Justin

Justin Holman is CEO of TerraSeer, where he leads efforts to develop cutting edge sales forecasting and inventory optimization technology for the Automotive Aftermarket. Prior to joining TerraSeer, Justin managed corporate consulting for the Strategy & Analytics division at MapInfo Corporation, leading major projects for retail clients including The Home Depot, Darden Restaurants, Bridgestone-Firestone, Sainsbury’s and New York & Company. Before that, Justin served as Vice President of Software Development at LogicTools, now part of IBM's supply chain application software group. Justin holds a B.A. from Claremont McKenna College, a Ph.D. from the University of Oregon and an Executive Management certificate from Northwestern University's Kellogg School of Management.

3 Comments

  • Beldar - 8 months ago

    Greeetings, Earthlings!

    Good luck on your test, I recommend reviewing the material relating to the topics of discussion this semester.

    8 more weeks after this week, one is Spring Break and another is finals… Much taco-espresso smoothies.

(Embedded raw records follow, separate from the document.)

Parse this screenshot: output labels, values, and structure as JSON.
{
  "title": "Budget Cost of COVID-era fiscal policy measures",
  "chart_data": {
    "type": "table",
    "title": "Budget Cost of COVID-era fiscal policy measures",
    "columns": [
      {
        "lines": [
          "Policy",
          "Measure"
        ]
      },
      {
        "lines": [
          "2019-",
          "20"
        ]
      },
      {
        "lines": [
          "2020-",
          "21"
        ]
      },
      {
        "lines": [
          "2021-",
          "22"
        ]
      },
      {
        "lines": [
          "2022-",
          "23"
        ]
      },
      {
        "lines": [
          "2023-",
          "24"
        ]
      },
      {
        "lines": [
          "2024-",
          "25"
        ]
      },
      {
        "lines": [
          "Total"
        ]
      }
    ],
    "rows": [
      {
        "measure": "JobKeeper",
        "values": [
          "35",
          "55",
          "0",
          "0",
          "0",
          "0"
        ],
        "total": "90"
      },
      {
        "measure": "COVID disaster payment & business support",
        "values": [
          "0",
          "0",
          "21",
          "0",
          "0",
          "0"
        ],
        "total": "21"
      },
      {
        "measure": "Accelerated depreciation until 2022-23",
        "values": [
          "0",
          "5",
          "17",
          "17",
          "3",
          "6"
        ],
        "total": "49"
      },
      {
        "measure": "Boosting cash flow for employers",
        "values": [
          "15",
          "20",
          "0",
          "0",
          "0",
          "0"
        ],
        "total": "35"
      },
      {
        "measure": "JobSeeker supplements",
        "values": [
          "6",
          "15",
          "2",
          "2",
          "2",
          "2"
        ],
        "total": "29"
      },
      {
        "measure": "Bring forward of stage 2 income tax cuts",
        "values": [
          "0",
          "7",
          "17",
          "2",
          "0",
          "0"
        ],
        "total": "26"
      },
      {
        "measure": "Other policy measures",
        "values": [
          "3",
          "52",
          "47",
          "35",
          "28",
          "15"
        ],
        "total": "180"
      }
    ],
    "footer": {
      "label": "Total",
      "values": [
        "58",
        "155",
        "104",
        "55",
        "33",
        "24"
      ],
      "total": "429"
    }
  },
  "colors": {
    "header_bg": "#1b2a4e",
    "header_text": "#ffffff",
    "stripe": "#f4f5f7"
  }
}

  • Rique Lucero 7 months ago

    Hello, Professor Holdman.

    I’ve got a quick question, when is it acceptable to have a negative coefficient? I believe it was that if you could boost your Rsquared number, while having a low P score, it would be acceptable to have a negative coefficient. I’m probably making this harder that what it is, but I want this to come out perfect.

    Thanks,
    Rique Lucero

    • Justin 7 months ago

      Hi Rique,
      Sorry I didn’t reply to this question in time for exam 2. There’s nothing wrong with having a negative coefficient. But, it should make sense in the context of the problem you’re trying to solve. The real estate data example with a negative coefficient for number of bedrooms was a result of multicollinearity. But the reason it isn’t appropriate to utilize such a model is because it doesn’t make sense to reduce a selling price estimate for every additional bedroom, not because the coefficient is negative. Make sense?